2026年4月9日(木)

世界潮流を読む 岡崎研究所論評集

2026年4月9日

 イスラエルから、イランの要人を一挙に攻撃できる機会があること、イスラエルは自分たち単独でも攻撃をする意向であることを伝えられた時、トランプは「イスラエルだけが勝者となる」状況を受け入れることができなかったのだろう。自分こそが勝者として、喝采を受ける立場とならなければいけない。そう思ったのではないか。

結局はトランプの利益にならない

 「成功体験」とは、よく指摘されているとおり、昨年6月のイラン攻撃、本年1月のベネズエラの作戦が思う通りに運んだことであるが、それによって、トランプは、米軍がその強大な軍事力を集結すれば、どんな敵をも圧倒することができると一種の「全能感」を持っていたのではないかと思われる。

 第二期トランプ政権における前記の二つの武力行使については、いくつかの条件が重なった事案について軍事介入を決断したものと理解される。第一は短期でのオペレーションで済ますことができること、第二は勝者の側に立つことができること、第三は世界の耳目を集め、喝采を得ることができること、第四は国内の支持層の中に軍事介入を強く求める勢力があることである。

 しかし、イラン戦争は短期のオペレーションでは済まない状況となっており、トランプ支持勢力の中でも反発の声が出ているので「客観的には」上記のパターンに当てはまらないが、トランプは「主観的には」こうしたパターンに沿って今回の戦争を始めたのだろう。

 イランの要人を一挙に殺害し、主要施設を無力化すれば、イランに勝ち目はない。敗北を認めるか、国内で体制転覆が起こるかのいずれかではないか。そう考えたのではないか。

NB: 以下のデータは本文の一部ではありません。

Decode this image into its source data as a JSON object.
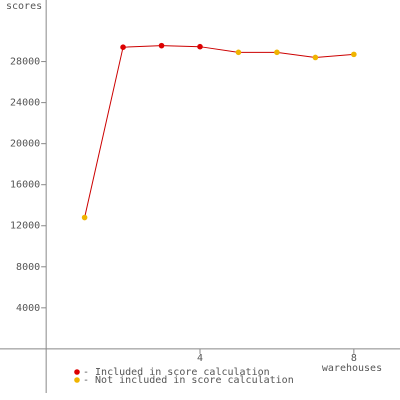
{
  "chart_data": {
    "type": "line",
    "y_label": "scores",
    "x_label": "warehouses",
    "x": [
      1,
      2,
      3,
      4,
      5,
      6,
      7,
      8
    ],
    "series": [
      {
        "name": "scores",
        "color": "#cc0000",
        "values": [
          12800,
          29400,
          29550,
          29450,
          28900,
          28900,
          28400,
          28700
        ]
      }
    ],
    "point_colors": [
      "#f0b400",
      "#dd0000",
      "#dd0000",
      "#dd0000",
      "#f0b400",
      "#f0b400",
      "#f0b400",
      "#f0b400"
    ],
    "legend": [
      {
        "name": "- Included in score calculation",
        "color": "#dd0000"
      },
      {
        "name": "- Not included in score calculation",
        "color": "#f0b400"
      }
    ],
    "xlim": [
      -1.2,
      9.2
    ],
    "ylim": [
      -4300,
      34000
    ],
    "xticks": [
      4,
      8
    ],
    "yticks": [
      4000,
      8000,
      12000,
      16000,
      20000,
      24000,
      28000
    ]
  }
}
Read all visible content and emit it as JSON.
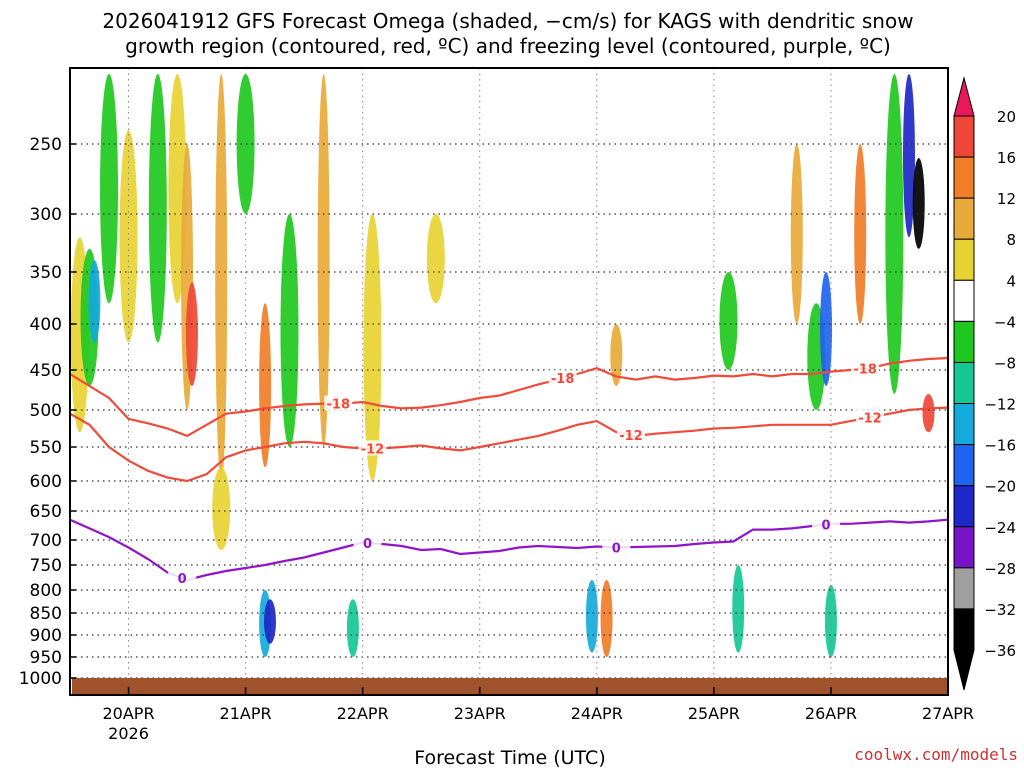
{
  "chart_data": {
    "type": "heatmap",
    "title_line1": "2026041912 GFS Forecast Omega (shaded, −cm/s) for KAGS with dendritic snow",
    "title_line2": "growth region (contoured, red, ºC) and freezing level (contoured, purple, ºC)",
    "xlabel": "Forecast Time (UTC)",
    "credit": "coolwx.com/models",
    "x_ticks": [
      {
        "t": 12,
        "label": "20APR",
        "sublabel": "2026"
      },
      {
        "t": 36,
        "label": "21APR"
      },
      {
        "t": 60,
        "label": "22APR"
      },
      {
        "t": 84,
        "label": "23APR"
      },
      {
        "t": 108,
        "label": "24APR"
      },
      {
        "t": 132,
        "label": "25APR"
      },
      {
        "t": 156,
        "label": "26APR"
      },
      {
        "t": 180,
        "label": "27APR"
      }
    ],
    "x_range_hours": [
      0,
      180
    ],
    "y_axis": "pressure_hPa",
    "y_range": [
      1000,
      200
    ],
    "y_ticks": [
      250,
      300,
      350,
      400,
      450,
      500,
      550,
      600,
      650,
      700,
      750,
      800,
      850,
      900,
      950,
      1000
    ],
    "colorbar": {
      "labels": [
        "20",
        "16",
        "12",
        "8",
        "4",
        "−4",
        "−8",
        "−12",
        "−16",
        "−20",
        "−24",
        "−28",
        "−32",
        "−36"
      ],
      "colors": [
        "#e8185a",
        "#f04638",
        "#f07e28",
        "#e8aa3a",
        "#e8d232",
        "#ffffff",
        "#1ec81e",
        "#14c896",
        "#14aadc",
        "#1e64f0",
        "#1e28c8",
        "#7814c8",
        "#a0a0a0",
        "#000000"
      ],
      "top_arrow_color": "#e8185a",
      "bottom_arrow_color": "#000000"
    },
    "contours": [
      {
        "name": "-18",
        "color": "#f04a3a",
        "label": "-18",
        "t": [
          0,
          4,
          8,
          12,
          16,
          20,
          24,
          28,
          32,
          36,
          40,
          44,
          48,
          52,
          56,
          60,
          64,
          68,
          72,
          76,
          80,
          84,
          88,
          92,
          96,
          100,
          104,
          108,
          112,
          116,
          120,
          124,
          128,
          132,
          136,
          140,
          144,
          148,
          152,
          156,
          160,
          164,
          168,
          172,
          176,
          180
        ],
        "p": [
          455,
          470,
          485,
          512,
          518,
          525,
          535,
          520,
          505,
          502,
          498,
          495,
          493,
          492,
          492,
          490,
          495,
          498,
          497,
          494,
          490,
          485,
          482,
          475,
          468,
          462,
          455,
          448,
          458,
          462,
          458,
          462,
          460,
          457,
          458,
          455,
          458,
          455,
          455,
          452,
          450,
          448,
          443,
          440,
          438,
          437
        ]
      },
      {
        "name": "-12",
        "color": "#f04a3a",
        "label": "-12",
        "t": [
          0,
          4,
          8,
          12,
          16,
          20,
          24,
          28,
          32,
          36,
          40,
          44,
          48,
          52,
          56,
          60,
          64,
          68,
          72,
          76,
          80,
          84,
          88,
          92,
          96,
          100,
          104,
          108,
          112,
          116,
          120,
          124,
          128,
          132,
          136,
          140,
          144,
          148,
          152,
          156,
          160,
          164,
          168,
          172,
          176,
          180
        ],
        "p": [
          505,
          520,
          550,
          570,
          585,
          595,
          600,
          590,
          565,
          555,
          550,
          545,
          543,
          545,
          550,
          552,
          552,
          550,
          548,
          552,
          555,
          550,
          545,
          540,
          535,
          528,
          520,
          515,
          530,
          535,
          532,
          530,
          528,
          525,
          524,
          522,
          520,
          520,
          520,
          520,
          515,
          510,
          505,
          500,
          498,
          497
        ]
      },
      {
        "name": "0",
        "color": "#9014c8",
        "label": "0",
        "t": [
          0,
          4,
          8,
          12,
          16,
          20,
          24,
          28,
          32,
          36,
          40,
          44,
          48,
          52,
          56,
          60,
          64,
          68,
          72,
          76,
          80,
          84,
          88,
          92,
          96,
          100,
          104,
          108,
          112,
          116,
          120,
          124,
          128,
          132,
          136,
          140,
          144,
          148,
          152,
          156,
          160,
          164,
          168,
          172,
          176,
          180
        ],
        "p": [
          665,
          680,
          695,
          715,
          738,
          765,
          780,
          770,
          762,
          756,
          750,
          742,
          735,
          725,
          715,
          705,
          708,
          712,
          720,
          718,
          728,
          725,
          722,
          715,
          712,
          714,
          716,
          713,
          715,
          714,
          713,
          712,
          708,
          705,
          703,
          682,
          682,
          680,
          676,
          672,
          672,
          670,
          668,
          670,
          668,
          665
        ]
      }
    ],
    "contour_labels": [
      {
        "contour": "-18",
        "t": 55,
        "text": "-18"
      },
      {
        "contour": "-18",
        "t": 101,
        "text": "-18"
      },
      {
        "contour": "-18",
        "t": 163,
        "text": "-18"
      },
      {
        "contour": "-12",
        "t": 62,
        "text": "-12"
      },
      {
        "contour": "-12",
        "t": 115,
        "text": "-12"
      },
      {
        "contour": "-12",
        "t": 164,
        "text": "-12"
      },
      {
        "contour": "0",
        "t": 23,
        "text": "0"
      },
      {
        "contour": "0",
        "t": 61,
        "text": "0"
      },
      {
        "contour": "0",
        "t": 112,
        "text": "0"
      },
      {
        "contour": "0",
        "t": 155,
        "text": "0"
      }
    ],
    "omega_features": [
      {
        "t": 2,
        "p1": 320,
        "p2": 530,
        "class": "4"
      },
      {
        "t": 4,
        "p1": 330,
        "p2": 470,
        "class": "-8"
      },
      {
        "t": 5,
        "p1": 340,
        "p2": 420,
        "class": "-16"
      },
      {
        "t": 8,
        "p1": 200,
        "p2": 380,
        "class": "-8"
      },
      {
        "t": 12,
        "p1": 240,
        "p2": 420,
        "class": "4"
      },
      {
        "t": 18,
        "p1": 200,
        "p2": 420,
        "class": "-8"
      },
      {
        "t": 22,
        "p1": 200,
        "p2": 380,
        "class": "4"
      },
      {
        "t": 24,
        "p1": 250,
        "p2": 500,
        "class": "8"
      },
      {
        "t": 25,
        "p1": 360,
        "p2": 470,
        "class": "16"
      },
      {
        "t": 31,
        "p1": 200,
        "p2": 600,
        "class": "8"
      },
      {
        "t": 31,
        "p1": 580,
        "p2": 720,
        "class": "4"
      },
      {
        "t": 36,
        "p1": 200,
        "p2": 300,
        "class": "-8"
      },
      {
        "t": 40,
        "p1": 380,
        "p2": 580,
        "class": "12"
      },
      {
        "t": 40,
        "p1": 800,
        "p2": 950,
        "class": "-16"
      },
      {
        "t": 41,
        "p1": 820,
        "p2": 920,
        "class": "-24"
      },
      {
        "t": 45,
        "p1": 300,
        "p2": 550,
        "class": "-8"
      },
      {
        "t": 52,
        "p1": 200,
        "p2": 550,
        "class": "8"
      },
      {
        "t": 58,
        "p1": 820,
        "p2": 950,
        "class": "-12"
      },
      {
        "t": 62,
        "p1": 300,
        "p2": 600,
        "class": "4"
      },
      {
        "t": 75,
        "p1": 300,
        "p2": 380,
        "class": "4"
      },
      {
        "t": 107,
        "p1": 780,
        "p2": 940,
        "class": "-16"
      },
      {
        "t": 110,
        "p1": 780,
        "p2": 950,
        "class": "12"
      },
      {
        "t": 112,
        "p1": 400,
        "p2": 470,
        "class": "8"
      },
      {
        "t": 135,
        "p1": 350,
        "p2": 450,
        "class": "-8"
      },
      {
        "t": 137,
        "p1": 750,
        "p2": 940,
        "class": "-12"
      },
      {
        "t": 149,
        "p1": 250,
        "p2": 400,
        "class": "8"
      },
      {
        "t": 153,
        "p1": 380,
        "p2": 500,
        "class": "-8"
      },
      {
        "t": 155,
        "p1": 350,
        "p2": 470,
        "class": "-20"
      },
      {
        "t": 156,
        "p1": 790,
        "p2": 950,
        "class": "-12"
      },
      {
        "t": 162,
        "p1": 250,
        "p2": 400,
        "class": "12"
      },
      {
        "t": 169,
        "p1": 200,
        "p2": 480,
        "class": "-8"
      },
      {
        "t": 172,
        "p1": 200,
        "p2": 320,
        "class": "-24"
      },
      {
        "t": 174,
        "p1": 260,
        "p2": 330,
        "class": "-36"
      },
      {
        "t": 176,
        "p1": 480,
        "p2": 530,
        "class": "16"
      }
    ]
  }
}
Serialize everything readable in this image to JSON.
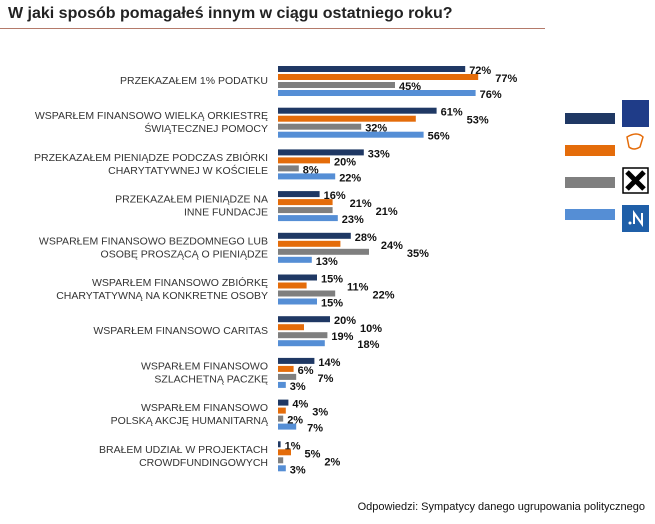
{
  "chart_data": {
    "type": "bar",
    "orientation": "horizontal",
    "title": "W jaki sposób pomagałeś innym w ciągu ostatniego roku?",
    "footer": "Odpowiedzi: Sympatycy danego ugrupowania politycznego",
    "categories": [
      [
        "PRZEKAZAŁEM 1% PODATKU"
      ],
      [
        "WSPARŁEM FINANSOWO WIELKĄ ORKIESTRĘ",
        "ŚWIĄTECZNEJ POMOCY"
      ],
      [
        "PRZEKAZAŁEM PIENIĄDZE PODCZAS ZBIÓRKI",
        "CHARYTATYWNEJ W KOŚCIELE"
      ],
      [
        "PRZEKAZAŁEM PIENIĄDZE NA",
        "INNE FUNDACJE"
      ],
      [
        "WSPARŁEM FINANSOWO BEZDOMNEGO LUB",
        "OSOBĘ PROSZĄCĄ O PIENIĄDZE"
      ],
      [
        "WSPARŁEM FINANSOWO ZBIÓRKĘ",
        "CHARYTATYWNĄ NA KONKRETNE OSOBY"
      ],
      [
        "WSPARŁEM FINANSOWO CARITAS"
      ],
      [
        "WSPARŁEM FINANSOWO",
        "SZLACHETNĄ PACZKĘ"
      ],
      [
        "WSPARŁEM FINANSOWO",
        "POLSKĄ AKCJĘ HUMANITARNĄ"
      ],
      [
        "BRAŁEM UDZIAŁ W PROJEKTACH",
        "CROWDFUNDINGOWYCH"
      ]
    ],
    "series": [
      {
        "legend_logo": "PiS",
        "color": "#1f3864",
        "values": [
          72,
          61,
          33,
          16,
          28,
          15,
          20,
          14,
          4,
          1
        ]
      },
      {
        "legend_logo": "Platforma Obywatelska",
        "color": "#e46c0a",
        "values": [
          77,
          53,
          20,
          21,
          24,
          11,
          10,
          6,
          3,
          5
        ]
      },
      {
        "legend_logo": "Kukiz'15",
        "color": "#7f7f7f",
        "values": [
          45,
          32,
          8,
          21,
          35,
          22,
          19,
          7,
          2,
          2
        ]
      },
      {
        "legend_logo": ".N",
        "color": "#558ed5",
        "values": [
          76,
          56,
          22,
          23,
          13,
          15,
          18,
          3,
          7,
          3
        ]
      }
    ],
    "value_suffix": "%",
    "xlim": [
      0,
      100
    ],
    "grid": false,
    "legend_position": "right"
  }
}
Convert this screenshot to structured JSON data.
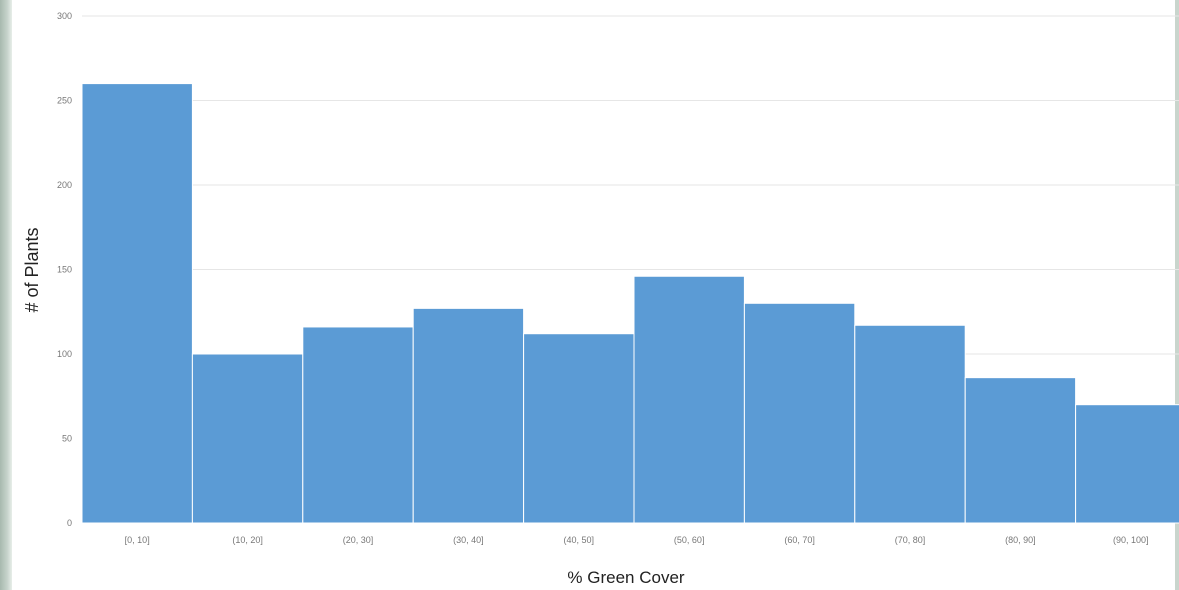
{
  "chart_data": {
    "type": "bar",
    "title": "",
    "xlabel": "% Green Cover",
    "ylabel": "# of Plants",
    "categories": [
      "[0, 10]",
      "(10, 20]",
      "(20, 30]",
      "(30, 40]",
      "(40, 50]",
      "(50, 60]",
      "(60, 70]",
      "(70, 80]",
      "(80, 90]",
      "(90, 100]"
    ],
    "values": [
      260,
      100,
      116,
      127,
      112,
      146,
      130,
      117,
      86,
      70
    ],
    "ylim": [
      0,
      300
    ],
    "yticks": [
      "0",
      "50",
      "100",
      "150",
      "200",
      "250",
      "300"
    ],
    "grid": true,
    "legend": "none",
    "colors": {
      "bar": "#5b9bd5",
      "bar_edge": "#ffffff",
      "gridline": "#e6e6e6"
    }
  }
}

 甘すぎる見通しであるが、そう判断したのは、「国内問題」との関係で成果を上げる必要性が高く、「イスラエル」との関係で喝采を得ることの誘惑が強かったためと考えられる。

 トランプは自分中心に世界を見ている指導者であり、それがために、自分とは異なった行動原理を持つ者に対する想像力が非常に乏しいように見える。意思決定に際して、自分の利害に従って判断するのはトランプの特質としても、他者の反応に対する理解がお粗末であれば、お粗末な政策決定しかできず、結局は自分の利益にならない。